HILARIOUS footage has captured a Scot’s increasing fury as the voice-controlled phone system in his car refuses to understand his accent.
Paul Lees, 43, was driving his wife, Frances-anne, home from a hospital appointment when the voice command system in his Ford S-Max failed to understand his Glasgow brogue.
Covert filming by Frances-anne captures the hysterical difficulties her husband experiences whilst trying to call a local garage about his beloved Mini Cooper.
Paul, a telecommunications office, repeatedly asks the car to call “Re-Nu-It”, a garage in Falkirk, Stirlingshire, yet the car does anything but, instead trying to call his friend “Beege” or telling him it’s “not possible”.
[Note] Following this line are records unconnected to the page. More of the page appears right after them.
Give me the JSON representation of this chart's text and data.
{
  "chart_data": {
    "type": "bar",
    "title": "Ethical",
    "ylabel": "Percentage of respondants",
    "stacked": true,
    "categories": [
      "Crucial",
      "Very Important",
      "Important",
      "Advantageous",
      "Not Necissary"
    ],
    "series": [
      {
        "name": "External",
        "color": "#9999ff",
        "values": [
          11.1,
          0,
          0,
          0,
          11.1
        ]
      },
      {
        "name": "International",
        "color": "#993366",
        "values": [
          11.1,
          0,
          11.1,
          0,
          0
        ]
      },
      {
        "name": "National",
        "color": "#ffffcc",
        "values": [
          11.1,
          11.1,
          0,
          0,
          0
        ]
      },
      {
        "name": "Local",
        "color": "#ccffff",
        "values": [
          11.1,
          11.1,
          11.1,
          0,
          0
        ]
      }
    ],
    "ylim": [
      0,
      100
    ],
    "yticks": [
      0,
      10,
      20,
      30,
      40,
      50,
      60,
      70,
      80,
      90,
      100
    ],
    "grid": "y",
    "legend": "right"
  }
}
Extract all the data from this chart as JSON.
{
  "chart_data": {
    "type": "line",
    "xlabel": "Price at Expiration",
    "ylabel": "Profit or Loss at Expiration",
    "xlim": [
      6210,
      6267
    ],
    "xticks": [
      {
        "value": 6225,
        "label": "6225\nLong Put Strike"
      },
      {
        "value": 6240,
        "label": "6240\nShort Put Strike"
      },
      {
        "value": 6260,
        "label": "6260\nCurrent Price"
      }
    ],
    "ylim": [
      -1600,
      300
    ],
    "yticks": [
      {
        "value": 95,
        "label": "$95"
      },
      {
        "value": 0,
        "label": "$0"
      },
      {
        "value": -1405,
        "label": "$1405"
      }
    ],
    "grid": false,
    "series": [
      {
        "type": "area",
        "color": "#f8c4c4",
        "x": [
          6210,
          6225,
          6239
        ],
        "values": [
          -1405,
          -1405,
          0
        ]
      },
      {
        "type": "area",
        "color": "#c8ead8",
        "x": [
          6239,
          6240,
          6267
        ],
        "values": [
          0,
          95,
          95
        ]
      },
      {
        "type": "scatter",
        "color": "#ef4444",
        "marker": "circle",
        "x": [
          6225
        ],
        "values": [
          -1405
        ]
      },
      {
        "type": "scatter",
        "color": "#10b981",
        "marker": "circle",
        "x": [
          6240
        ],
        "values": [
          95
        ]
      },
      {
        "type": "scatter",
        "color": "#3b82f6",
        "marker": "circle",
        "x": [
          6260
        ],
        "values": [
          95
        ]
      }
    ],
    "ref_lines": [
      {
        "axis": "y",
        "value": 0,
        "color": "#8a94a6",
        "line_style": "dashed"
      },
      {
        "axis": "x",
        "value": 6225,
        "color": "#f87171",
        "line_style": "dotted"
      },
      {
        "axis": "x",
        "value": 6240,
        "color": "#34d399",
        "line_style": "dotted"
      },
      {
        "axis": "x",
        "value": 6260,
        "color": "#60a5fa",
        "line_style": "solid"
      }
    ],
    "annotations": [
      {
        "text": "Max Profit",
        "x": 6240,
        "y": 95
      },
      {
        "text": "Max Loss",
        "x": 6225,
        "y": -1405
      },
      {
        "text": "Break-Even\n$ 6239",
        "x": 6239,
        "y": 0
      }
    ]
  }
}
As he becomes increasingly incensed during the trip on the M8 in Glasgow, he tries to slow his speech down and speak as clearly as possible but to no avail, as the says the number requested is “not recognised”.
The exasperated father-of-five takes his glasses off as he battles with the voice controls and says he’s “not doing it anymore” before calling it a “wa**er of a machine”.
Frances-anne revealed that their voice-activated misery was made even worse when the machine cranked the heating up full blast despite Paul only wanting to make a phone call.
Paul even adopts a comical cockney accent to ask the machine to “call re-nu-it mate” but that doesn’t work and even starts arguing with his sat-nav, telling it to “fork off” when it tells him to “keep left at the fork”.
The four-minute clip was taken on September 21 and Paul’s wife, Frances-Anne, admits her husband was grappling with the voice system for “a good ten minutes” before admitting defeat.
“The situation could have been resolved by me punching in the numbers for him but the point was the hilarity,” she said.
“It didn’t even pick him up when he used the English accent. It was good ten minutes of him trying after we left the hospital.
“We’ve had the car two years but it does it to me as well, which is annoying. It seems to go to every person but the one you want.
“He almost got the radio station he wanted later on but we couldn’t hear anything. It also ended up blasting the heating up as well so we were sweltering.
“He’s not been back in the car since. But he has watched the video himself and couldn’t stop laughing himself and realised they were actually really funny.”
It’s not the first time that cutting-edge voice recognition technology has had difficulty picking up the Scottish accent.
In 2011, it was revealed that the iPhone 4s, developed in California, was having difficulties picking up broad Scottish pronunciations.
Since the development of the software, it’s difficulties picking up the accent has become a well-documented feature in Scottish culture.
One of the most famous sketches featured in hit BBC Scotland comedy, ‘Burnistoun’, shows two Scottish men losing their minds in a voice-activated lift which fails to comprehend what they’re saying.